20. O pressuposto básico, que deve informar o partido democrático do socialismo, orientador deste movimento, é a defesa de um projeto econômico-social para o desenvolvimento da sociedade como um todo. Um projeto de caráter pluriclassista, gerador de um deslocamento do poder político e econômico dos monopólios privados, que promovem a integração dependente e submissa do Brasil à ordem global, para um bloco de alianças capaz de promover um desenvolvimento não-dependente, autônomo e cooperativo, que combata radicalmente a exclusão e reduza crescentemente as diferenciações sociais.

Notas:
1. Coutinho, Carlos Nelson. ``Marxismo e Política - a Dualidade de Poderes'', Cortez Editora, pág. 149.
2. Ferrajoli, Luigi. ``El Estado Constitucional de Derecho Hoy: el Modelo y su Divergencia de la Realidad'', in: ``Corrupcion y Estado de Derecho - el Papel de la Jurisdiccion'', Editorial Trotta, pág. 17.
3. Santos, Boaventura de Souza. ``Pela Mão de Alice - O Social e o Político na Pós-Modernidade'', Edições Afrontamento, 3¦ edição, pág. 246.
4. Pereira, Raimundo Rodrigues. Nota: a expressão é usada sistematicamente pelo jornalista e me parece teoricamente correta. A expressão coloca num novo patamar a discussão sobre a desregulamentação, que é a bandeira do neoliberalismo.
5. Dowbor, Ladislau. ``O Que É Poder Local'', Coleção ``Primeiros Passos'', Editora Brasiliense, 1994, pág. 27.
6. Buey, Francisco Fernándes et Richmann, Jorge. ``Ni Tribunos - Ideas y Materiales para un Programa Ecosocialista'', Siglo Veintiuno Editores, pág. 14.

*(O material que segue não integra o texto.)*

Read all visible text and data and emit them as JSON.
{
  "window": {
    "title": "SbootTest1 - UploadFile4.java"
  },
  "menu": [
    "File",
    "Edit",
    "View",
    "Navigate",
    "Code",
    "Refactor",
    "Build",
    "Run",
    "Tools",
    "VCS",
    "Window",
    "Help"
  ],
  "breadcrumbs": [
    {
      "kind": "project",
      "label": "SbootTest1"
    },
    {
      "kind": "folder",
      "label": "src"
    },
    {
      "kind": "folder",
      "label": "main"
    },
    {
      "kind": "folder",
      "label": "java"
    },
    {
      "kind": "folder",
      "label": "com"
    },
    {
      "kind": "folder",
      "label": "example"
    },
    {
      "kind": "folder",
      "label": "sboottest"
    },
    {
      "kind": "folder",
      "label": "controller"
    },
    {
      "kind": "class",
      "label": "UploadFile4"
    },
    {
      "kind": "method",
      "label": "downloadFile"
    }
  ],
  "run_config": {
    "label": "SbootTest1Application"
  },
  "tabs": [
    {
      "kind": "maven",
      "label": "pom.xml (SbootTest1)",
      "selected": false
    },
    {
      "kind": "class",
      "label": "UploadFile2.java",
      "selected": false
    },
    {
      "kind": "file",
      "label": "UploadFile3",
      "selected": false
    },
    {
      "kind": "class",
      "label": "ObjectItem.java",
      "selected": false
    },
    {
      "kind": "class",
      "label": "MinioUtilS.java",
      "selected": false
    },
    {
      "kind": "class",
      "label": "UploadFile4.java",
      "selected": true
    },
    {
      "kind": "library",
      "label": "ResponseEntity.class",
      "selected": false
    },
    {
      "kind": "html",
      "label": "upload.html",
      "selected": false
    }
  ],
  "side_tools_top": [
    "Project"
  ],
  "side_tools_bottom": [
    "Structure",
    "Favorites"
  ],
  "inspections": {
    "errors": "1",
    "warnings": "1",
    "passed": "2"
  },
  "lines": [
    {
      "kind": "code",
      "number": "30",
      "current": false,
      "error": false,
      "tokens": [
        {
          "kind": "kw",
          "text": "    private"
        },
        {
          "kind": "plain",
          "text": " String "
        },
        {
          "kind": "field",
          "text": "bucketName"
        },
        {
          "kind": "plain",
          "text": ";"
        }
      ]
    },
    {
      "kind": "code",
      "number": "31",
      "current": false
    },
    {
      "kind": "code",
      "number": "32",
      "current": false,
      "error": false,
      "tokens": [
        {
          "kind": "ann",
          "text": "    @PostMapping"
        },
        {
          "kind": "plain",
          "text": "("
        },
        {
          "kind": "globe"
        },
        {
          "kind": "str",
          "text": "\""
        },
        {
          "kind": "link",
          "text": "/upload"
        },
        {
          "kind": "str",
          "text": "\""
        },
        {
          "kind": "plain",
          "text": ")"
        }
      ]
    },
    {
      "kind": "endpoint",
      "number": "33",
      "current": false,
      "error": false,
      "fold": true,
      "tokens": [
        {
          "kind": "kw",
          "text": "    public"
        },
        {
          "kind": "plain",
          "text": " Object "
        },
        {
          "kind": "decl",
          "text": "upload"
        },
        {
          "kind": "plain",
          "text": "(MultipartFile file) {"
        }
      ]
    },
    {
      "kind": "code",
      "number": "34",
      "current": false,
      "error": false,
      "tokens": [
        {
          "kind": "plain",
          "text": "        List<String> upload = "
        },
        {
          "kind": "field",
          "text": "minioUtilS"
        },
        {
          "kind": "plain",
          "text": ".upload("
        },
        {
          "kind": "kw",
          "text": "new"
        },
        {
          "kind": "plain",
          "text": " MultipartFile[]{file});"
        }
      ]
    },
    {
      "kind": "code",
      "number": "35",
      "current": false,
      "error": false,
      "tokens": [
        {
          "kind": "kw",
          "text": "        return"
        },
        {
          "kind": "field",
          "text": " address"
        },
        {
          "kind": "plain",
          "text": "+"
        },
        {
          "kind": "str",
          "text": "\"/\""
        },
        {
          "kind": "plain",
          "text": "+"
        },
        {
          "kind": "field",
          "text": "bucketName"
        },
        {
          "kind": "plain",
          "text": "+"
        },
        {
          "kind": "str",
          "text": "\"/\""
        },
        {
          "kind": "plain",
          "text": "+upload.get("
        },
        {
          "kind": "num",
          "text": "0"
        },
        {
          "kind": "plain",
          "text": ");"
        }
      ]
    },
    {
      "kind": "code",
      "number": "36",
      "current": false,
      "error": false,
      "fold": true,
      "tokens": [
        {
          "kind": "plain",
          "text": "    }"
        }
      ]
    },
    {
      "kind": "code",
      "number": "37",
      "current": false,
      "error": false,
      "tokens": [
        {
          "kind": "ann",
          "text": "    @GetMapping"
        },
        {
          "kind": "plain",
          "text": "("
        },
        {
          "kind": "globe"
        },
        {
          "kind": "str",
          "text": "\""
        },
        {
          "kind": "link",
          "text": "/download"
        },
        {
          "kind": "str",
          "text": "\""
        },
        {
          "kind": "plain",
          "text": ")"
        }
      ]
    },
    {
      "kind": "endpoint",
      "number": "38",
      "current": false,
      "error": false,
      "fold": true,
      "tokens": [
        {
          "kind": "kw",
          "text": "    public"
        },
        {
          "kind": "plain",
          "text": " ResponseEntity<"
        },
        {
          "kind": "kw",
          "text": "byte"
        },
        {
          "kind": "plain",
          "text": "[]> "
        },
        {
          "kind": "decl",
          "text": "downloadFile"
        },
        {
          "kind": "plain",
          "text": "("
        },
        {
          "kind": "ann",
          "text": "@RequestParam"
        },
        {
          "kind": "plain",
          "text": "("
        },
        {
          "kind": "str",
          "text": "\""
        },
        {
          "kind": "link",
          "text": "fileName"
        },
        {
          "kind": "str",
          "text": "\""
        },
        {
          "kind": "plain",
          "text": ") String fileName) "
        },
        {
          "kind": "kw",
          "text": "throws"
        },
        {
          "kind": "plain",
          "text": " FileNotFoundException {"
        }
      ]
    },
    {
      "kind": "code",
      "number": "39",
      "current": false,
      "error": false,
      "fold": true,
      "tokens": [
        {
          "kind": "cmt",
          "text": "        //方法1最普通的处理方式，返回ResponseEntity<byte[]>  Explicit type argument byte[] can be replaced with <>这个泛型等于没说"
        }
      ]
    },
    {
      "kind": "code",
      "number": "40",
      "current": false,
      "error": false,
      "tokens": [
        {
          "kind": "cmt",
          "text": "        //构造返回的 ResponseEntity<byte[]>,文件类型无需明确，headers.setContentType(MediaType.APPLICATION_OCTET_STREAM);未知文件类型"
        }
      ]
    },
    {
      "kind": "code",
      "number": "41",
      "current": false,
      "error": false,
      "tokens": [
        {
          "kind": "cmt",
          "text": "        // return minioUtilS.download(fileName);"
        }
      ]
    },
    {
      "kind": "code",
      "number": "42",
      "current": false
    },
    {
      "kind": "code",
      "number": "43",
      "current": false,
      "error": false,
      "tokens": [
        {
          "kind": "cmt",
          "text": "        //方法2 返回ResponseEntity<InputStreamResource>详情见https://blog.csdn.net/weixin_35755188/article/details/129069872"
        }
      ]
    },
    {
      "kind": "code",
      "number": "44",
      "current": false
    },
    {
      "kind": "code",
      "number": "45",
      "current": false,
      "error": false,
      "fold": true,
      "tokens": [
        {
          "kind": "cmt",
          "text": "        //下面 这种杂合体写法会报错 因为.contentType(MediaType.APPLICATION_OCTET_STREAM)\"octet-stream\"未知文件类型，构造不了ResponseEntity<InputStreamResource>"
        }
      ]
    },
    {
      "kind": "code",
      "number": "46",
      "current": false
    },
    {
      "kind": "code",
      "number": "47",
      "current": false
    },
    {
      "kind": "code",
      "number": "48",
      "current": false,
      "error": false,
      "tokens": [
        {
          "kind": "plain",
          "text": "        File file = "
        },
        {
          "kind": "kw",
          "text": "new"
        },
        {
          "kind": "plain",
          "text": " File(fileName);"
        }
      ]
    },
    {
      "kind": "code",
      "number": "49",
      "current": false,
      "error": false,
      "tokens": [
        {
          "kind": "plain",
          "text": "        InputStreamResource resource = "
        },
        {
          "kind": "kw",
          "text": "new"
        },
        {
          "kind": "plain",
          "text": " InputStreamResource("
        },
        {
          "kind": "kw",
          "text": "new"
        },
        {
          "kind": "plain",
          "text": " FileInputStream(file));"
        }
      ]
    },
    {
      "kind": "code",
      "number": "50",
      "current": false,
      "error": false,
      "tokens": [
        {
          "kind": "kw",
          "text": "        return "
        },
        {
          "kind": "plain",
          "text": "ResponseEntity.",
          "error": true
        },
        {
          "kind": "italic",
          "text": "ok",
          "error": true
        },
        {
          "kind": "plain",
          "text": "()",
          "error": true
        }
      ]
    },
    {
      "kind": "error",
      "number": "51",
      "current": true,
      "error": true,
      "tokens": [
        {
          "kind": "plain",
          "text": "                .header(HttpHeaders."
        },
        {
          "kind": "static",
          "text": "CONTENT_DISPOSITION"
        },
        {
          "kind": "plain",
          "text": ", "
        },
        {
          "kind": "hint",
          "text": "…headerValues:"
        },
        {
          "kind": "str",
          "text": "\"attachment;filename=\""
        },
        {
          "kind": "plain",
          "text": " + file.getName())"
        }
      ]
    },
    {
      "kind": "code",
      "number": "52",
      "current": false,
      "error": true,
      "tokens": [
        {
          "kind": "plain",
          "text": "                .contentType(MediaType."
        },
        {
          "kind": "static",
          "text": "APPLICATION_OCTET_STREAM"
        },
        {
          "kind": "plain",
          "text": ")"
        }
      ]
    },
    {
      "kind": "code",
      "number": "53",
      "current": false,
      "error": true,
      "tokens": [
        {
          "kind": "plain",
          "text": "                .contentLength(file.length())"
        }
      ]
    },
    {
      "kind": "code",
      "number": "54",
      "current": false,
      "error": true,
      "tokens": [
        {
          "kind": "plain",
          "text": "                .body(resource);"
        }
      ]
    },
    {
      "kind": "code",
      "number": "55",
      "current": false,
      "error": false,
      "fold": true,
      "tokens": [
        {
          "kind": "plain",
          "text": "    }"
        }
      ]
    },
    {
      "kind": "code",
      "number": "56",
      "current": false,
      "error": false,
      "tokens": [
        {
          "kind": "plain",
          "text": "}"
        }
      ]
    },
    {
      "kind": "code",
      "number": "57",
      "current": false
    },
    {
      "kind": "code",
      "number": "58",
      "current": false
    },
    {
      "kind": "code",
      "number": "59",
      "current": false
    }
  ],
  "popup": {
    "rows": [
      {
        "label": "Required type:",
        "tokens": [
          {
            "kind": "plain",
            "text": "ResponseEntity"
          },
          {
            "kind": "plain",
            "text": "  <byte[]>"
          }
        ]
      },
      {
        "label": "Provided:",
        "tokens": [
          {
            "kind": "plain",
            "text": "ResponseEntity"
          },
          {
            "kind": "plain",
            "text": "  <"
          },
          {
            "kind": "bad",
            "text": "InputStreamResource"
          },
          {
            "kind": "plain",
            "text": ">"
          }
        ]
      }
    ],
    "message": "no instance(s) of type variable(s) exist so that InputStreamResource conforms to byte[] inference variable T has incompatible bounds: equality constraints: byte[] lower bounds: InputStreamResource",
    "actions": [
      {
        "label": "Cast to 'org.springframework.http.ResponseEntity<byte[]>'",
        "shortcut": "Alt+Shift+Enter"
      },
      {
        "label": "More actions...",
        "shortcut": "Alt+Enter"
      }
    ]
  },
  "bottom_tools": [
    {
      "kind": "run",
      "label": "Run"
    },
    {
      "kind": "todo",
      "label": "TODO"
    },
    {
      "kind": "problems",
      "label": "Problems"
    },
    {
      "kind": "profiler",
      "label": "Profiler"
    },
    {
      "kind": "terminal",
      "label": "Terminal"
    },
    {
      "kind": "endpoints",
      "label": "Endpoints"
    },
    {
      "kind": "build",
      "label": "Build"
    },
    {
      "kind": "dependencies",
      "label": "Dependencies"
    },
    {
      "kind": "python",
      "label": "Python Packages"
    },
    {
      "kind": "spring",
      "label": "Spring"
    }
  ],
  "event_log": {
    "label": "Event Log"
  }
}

7. Izquierdo, Ivan. In: ``Os Construtores do Futuro - Entrevistas com Lurdete Ertel'', Ed. Artes e Ofícios, pág. 30.
8. Genro, Tarso. In: ``Os Construtores do Futuro - Entrevistas com Lurdete Ertel'', Ed. Artes e Ofícios, pág. 123.
9. Pacheco, Eliezer. ``Marxismo e Democracia'', mimeografado, pág. 124.


Tarso Genro é advogado; foi prefeito de Porto Alegre (RS) de 1993 a 1996 e deputado federal pelo PT-RS entre 1989-1990.